Ultimately, I exchanged the engagement ring for a fancy-schmancy wedding band. The wedding band is 1000x nicer than what I would have bought had I not had so much Tiffany’s credit, but I’m wild about it. It represents the permanence of our relationship and is gorgeous. I wore the heirloom ring as an engagement ring, and it gave me tremendous pleasure each and every day. Now that we’re married, I tend to wear my wedding band alone and break out the heirloom ring only for special occasions (it’s almost too blingy for daily life, which must be the universe’s way of teasing me for not being satisfied with my Tiffany’s bling).
I guess the moral of this story is to speak up if you don’t like your ring. Be honest in your words and empathetic in your delivery. Since engagement rings are typically “forever” pieces of jewelry, I think it’s really important that the person who’s wearing it loves it and feels it fits them. If I hadn’t said anything, I would always have looked at the solitare with a feeling of “it’s beautiful, but…”, and I know that’s not the sentiment my now-husband would take pleasure in.
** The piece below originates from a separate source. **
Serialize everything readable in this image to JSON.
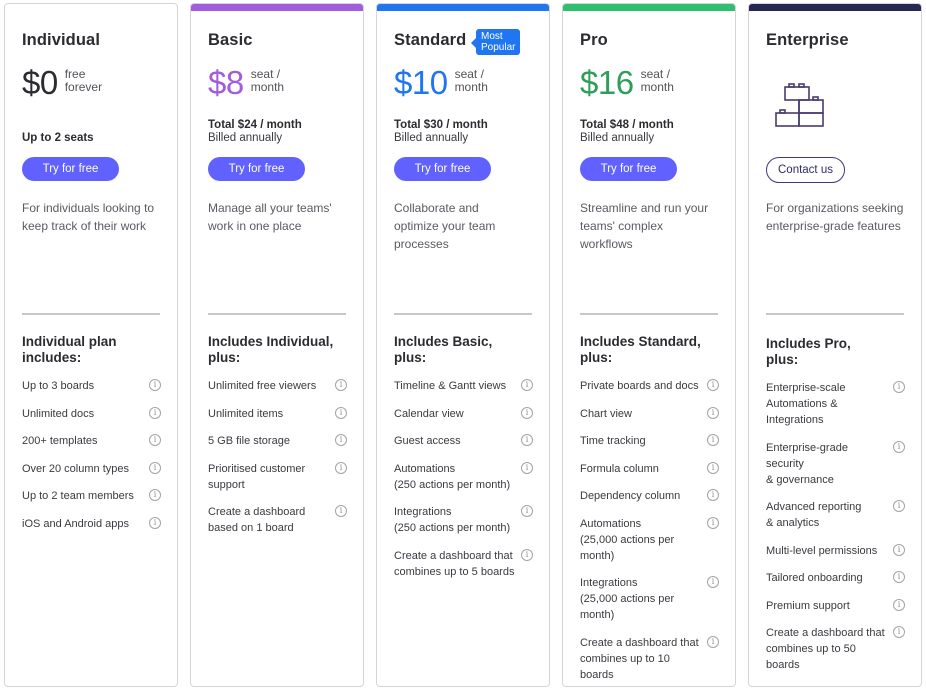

Whew! Long post. I’ll end with picture of the heirloom ring and the wedding band.
I hope this story is useful to someone. If not, just enjoy the ring porn 🙂
This is the gorgeous heirloom ring that’s been in my family for three generations. The jeweler who appraised it said the diamonds were likely cut in the 1850s. I feel so humbled to wear something that has been worn by so many cool women.
And this is my awesome wedding band. I fell in love with it because it has diamonds on the top as well as the sides. It’s so sparkly. Oddly, it’s most sparkly when I’m on the bus to work.